Gijadi Menembak Yani
Gijadi bertindak sesuai perintah atasannya, membawa Menpangad Yani hidup atau mati. Nasibnya berakhir di depan regu tembak.
Sebagai tentara, Sersan Dua (Serda) Gijadi bin Wignjosukardjo hanya bisa patuh apa perintah komandan. Pada 30 September 1965, Gijadi bersama rekan-rekannya di Kompi B Batalyon Kawal Kehormatan I Resimen Tjakrabirawa dikumpulkan oleh atasannya. Mereka diperintahkan melaksanakan sebuah tugas khusus.
“Pada tanggal 30 September 1965 saya diperintahkan untuk konsinyir berat (berkumpul) dan pada jam 10.30 kami dengan pasukan dibawa ke Lubang Buaya. Di sana kami oleh sersan Raswad disuruh istirahat,” aku Gijadi dalam sidang Mahkamah Militer Luar Biasa (Mahmillub) 25 Februari 1966 di Jakarta, sebagaimana tercatat dalam Gerakan 30 September di Hadapan Mahmillub 2 di Jakarta: Perkara Untung.

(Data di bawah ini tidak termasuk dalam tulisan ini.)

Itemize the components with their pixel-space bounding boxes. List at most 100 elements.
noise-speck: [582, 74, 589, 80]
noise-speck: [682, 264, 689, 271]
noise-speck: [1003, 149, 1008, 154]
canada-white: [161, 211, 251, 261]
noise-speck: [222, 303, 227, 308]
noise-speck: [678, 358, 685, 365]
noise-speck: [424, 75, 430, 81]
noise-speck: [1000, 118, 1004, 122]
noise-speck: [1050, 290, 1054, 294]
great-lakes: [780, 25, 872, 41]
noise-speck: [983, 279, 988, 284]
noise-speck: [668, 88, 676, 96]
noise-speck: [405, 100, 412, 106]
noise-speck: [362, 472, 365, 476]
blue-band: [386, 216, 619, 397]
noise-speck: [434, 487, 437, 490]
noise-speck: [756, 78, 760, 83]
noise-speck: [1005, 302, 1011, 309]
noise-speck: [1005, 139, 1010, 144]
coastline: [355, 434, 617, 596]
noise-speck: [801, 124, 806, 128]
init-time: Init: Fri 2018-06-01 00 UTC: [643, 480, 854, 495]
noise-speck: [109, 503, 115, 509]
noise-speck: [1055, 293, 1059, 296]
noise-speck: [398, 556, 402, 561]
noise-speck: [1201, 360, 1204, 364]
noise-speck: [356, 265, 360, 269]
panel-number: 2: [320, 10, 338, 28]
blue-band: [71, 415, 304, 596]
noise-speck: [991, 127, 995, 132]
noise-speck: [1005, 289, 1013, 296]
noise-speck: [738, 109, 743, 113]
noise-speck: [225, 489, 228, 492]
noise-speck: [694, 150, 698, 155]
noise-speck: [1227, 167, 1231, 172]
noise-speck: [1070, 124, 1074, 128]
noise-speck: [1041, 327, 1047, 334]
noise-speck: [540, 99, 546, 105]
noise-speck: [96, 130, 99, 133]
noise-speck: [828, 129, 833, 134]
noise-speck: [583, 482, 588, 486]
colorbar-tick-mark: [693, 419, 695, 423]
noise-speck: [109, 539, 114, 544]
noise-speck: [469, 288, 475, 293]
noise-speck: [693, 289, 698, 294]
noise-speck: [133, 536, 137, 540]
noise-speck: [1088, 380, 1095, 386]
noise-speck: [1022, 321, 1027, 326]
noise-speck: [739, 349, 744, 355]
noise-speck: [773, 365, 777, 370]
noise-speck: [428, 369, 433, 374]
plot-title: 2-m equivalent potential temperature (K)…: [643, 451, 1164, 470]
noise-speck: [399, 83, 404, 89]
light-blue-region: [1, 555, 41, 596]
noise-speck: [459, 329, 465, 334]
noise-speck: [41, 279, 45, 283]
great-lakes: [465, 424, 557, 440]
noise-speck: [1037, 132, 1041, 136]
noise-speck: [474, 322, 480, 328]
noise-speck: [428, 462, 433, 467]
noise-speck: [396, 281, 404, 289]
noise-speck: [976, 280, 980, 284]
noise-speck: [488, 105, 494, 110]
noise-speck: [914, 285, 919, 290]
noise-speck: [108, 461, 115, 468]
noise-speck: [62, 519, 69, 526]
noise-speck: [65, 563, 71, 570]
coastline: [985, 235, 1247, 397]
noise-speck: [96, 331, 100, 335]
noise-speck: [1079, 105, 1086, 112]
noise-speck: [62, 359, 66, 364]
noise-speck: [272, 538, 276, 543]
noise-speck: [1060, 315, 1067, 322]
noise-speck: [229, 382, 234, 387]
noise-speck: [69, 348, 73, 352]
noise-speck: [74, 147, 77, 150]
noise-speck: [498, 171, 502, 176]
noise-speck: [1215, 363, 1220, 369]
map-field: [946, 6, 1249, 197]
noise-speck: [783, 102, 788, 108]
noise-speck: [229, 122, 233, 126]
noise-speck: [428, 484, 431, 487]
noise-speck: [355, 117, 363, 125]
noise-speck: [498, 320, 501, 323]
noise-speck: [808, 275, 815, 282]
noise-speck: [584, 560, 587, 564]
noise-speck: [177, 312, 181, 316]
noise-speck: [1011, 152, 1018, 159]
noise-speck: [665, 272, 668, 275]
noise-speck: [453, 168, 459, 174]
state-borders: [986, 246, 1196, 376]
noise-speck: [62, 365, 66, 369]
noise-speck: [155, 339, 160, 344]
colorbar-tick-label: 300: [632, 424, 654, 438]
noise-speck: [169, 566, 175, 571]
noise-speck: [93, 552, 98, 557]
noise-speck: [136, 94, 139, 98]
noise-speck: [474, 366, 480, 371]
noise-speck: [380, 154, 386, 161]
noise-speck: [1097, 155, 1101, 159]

Lubang Buaya jauh dari tempat Gijadi tidur. Komandan salah satu regu di Kompi B KK I Tjakrabirawa itu tinggal bersama para prajurit Tjakrabirawa lain di asrama Tjakrabirawa Tanah Abang II, Jakarta. Dekat dari Istana Negara, asrama Tjakrabirawa sama-sama berada dalam ring 1 oleh karena Tjakrabirawa tugasnya mengawal Presiden Sukarno.
Baca juga: Perisai Presiden Bernama Tjakrabirawa
Gijadi, yang beragama Islam, berasal dari Solo. Usianya kala itu sudah 38 tahun. Bintara lain dalam batalyonnya juga berusia kepala tiga. Sebagai bintara dan tergolong senior, Gijadi termasuk prajurit yang dipandang oleh para kopral dan prajurit bawahan di kesatuannya.
Menjelang pukul tiga dini hari 1 Oktober, istirahat pasukan berakhir. Gijadi dan rekan-rekan pun bangun, siap melaksanakan tugas yang telah diperintahkan.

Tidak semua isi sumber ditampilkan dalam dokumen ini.